Although she hasn’t resumed operations, Lam found a fresh start with a fellow Cantonese chef and hospitality veteran. “I got approached by my friend Christine Lau (the executive chef of Kimika, a Japanese-Italian restaurant in New York City’s Nolita neighborhood). We have always hit it off with flavor combinations and have discussions about food and we have a very similar upbringing and background.”
“I lived in I lived in Hong Kong and I traveled all throughout Asia all the time, so I’m very familiar with all the Asian ingredients and Japanese ingredients,” Lam said of the seamless transition into the restaurant that opened last August. Paired with her time living and cooking in Italy, “it was actually quite easy for me to put everything together,” she added.
The pastry chef who is currently competing on the fourth season of “Best Baker in America” on Food Network, said she always aims to “tell a story” through her food.
“I look at food like art — the best art always evokes some sort of emotion,” she said. “If I have a background story in every dish then I just feel like naturally my emotion is going into there and people can absorb some of that.”
Two dishes in the current lineup of unique after-dinner dishes will remain on as permanent fixtures “because they are just such a big history of me growing up,” she said of the mochi bomboloncini with Nutella and the Yakult softserve with seasonal compote, crispy chicken skin streusel and strawberry pocky pearls.
The first is derived from her mom’s recipe for fried sesame balls — similar to what would be on a Dim Sum menu — that she transformed into an Italian doughnut.
“I get to put my own heart into it because it’s my mom’s recipe and it is also part of Chinese and Cantonese culture. I use her recipe for the mochi part, filled it with Nutella and hazelnut and it’s coated with sesame and and hazelnuts and then rolled in sugar,” she said. “The visual part of it is also part of my upbringing. A lot of Asian families, when you go to gatherings, the thing to do is to give each other a box of Ferrero Rocher candies — I wanted to use that as my visual inspiration.”
The Yakult dessert is made with a tangy Japanese probiotic beverage that was a favorite of Lam’s growing up and she had “always wanted to make into an ice cream, but never worked in a place that allowed me to do that.” One night as Lau and Lam were eating ramen and discussing menu ideas, they ordered fried chicken skin — a popular fast-food item in the Philippines — and realized it would be the perfect savory crunchy component with their tangy frozen base. Lam excitedly compared it to the popular sweet and salty combination of “Wendy’s Frosty and french fries.”
After years cooking someone else’s vision, Lam said it’s “really amazing to work so closely around such brilliant females,” referring to both Lau and Erika Chou, the founding partner of Rivers and Hills Hospitality Group, who help her have “full creative control to create dishes that are 100% me.”

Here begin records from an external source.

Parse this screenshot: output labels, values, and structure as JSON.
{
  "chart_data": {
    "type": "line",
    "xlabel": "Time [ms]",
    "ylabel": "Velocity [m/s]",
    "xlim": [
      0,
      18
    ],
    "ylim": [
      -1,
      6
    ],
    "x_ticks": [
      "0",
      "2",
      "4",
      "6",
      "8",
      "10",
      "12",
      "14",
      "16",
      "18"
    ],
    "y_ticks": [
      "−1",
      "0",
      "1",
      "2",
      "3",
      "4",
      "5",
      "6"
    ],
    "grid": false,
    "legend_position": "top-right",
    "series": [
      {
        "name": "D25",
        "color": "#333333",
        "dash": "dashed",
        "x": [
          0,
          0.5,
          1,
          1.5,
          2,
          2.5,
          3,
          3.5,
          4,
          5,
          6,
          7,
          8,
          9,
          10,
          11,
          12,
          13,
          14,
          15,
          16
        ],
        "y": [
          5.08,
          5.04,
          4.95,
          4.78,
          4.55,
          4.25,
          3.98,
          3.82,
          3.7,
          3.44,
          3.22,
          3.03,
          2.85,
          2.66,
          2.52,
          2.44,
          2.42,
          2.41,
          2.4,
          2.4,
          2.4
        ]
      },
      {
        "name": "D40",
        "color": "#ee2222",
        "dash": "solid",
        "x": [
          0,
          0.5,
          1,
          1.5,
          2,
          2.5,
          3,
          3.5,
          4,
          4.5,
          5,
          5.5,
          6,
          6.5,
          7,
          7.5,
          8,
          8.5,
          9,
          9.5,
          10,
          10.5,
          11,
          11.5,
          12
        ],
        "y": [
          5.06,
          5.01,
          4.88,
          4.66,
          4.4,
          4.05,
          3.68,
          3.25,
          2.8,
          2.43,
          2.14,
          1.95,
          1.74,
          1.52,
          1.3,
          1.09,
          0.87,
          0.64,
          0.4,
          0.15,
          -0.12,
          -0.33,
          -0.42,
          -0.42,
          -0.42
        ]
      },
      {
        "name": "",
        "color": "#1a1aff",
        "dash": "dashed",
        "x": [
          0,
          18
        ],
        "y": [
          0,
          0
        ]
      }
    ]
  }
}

“I am so, so proud of this project. Out of everywhere that I’ve worked, being able to create the desserts that are so close to my heart and having memories attached to it is amazing,” she added.
Kimika, which means “noble” in Japanese, was opened by the AAPI-led team behind smash successes like Wayla, a popular Lower East Side Thai restaurant helmed by Bangkok-born chef Tom Naumsuwan.
Lam’s other playful and highly visual desserts include a lemon mochi torta with frangipane, perilla seeds, chrysanthemum ice cream and pink peppercorn agrodolce as well as a kabocha squash ice cream sando with matcha chiffon keiki, ginger miso caramel and crispy rice magic shell. She also created a Japanese version of a classic Italian tiramisu with espresso jelly and coconut-soaked ladyfingers for a five-course menu by ally and AAPI chefs in tandem with Chefs Stopping AAPI Hate.
Catch more of Lam on Food Network every Monday as she continues to face off against pastry chefs and bakers while whipping up elevated American desserts with an Asian flare that represent regional favorites with a dash of her own personal memories.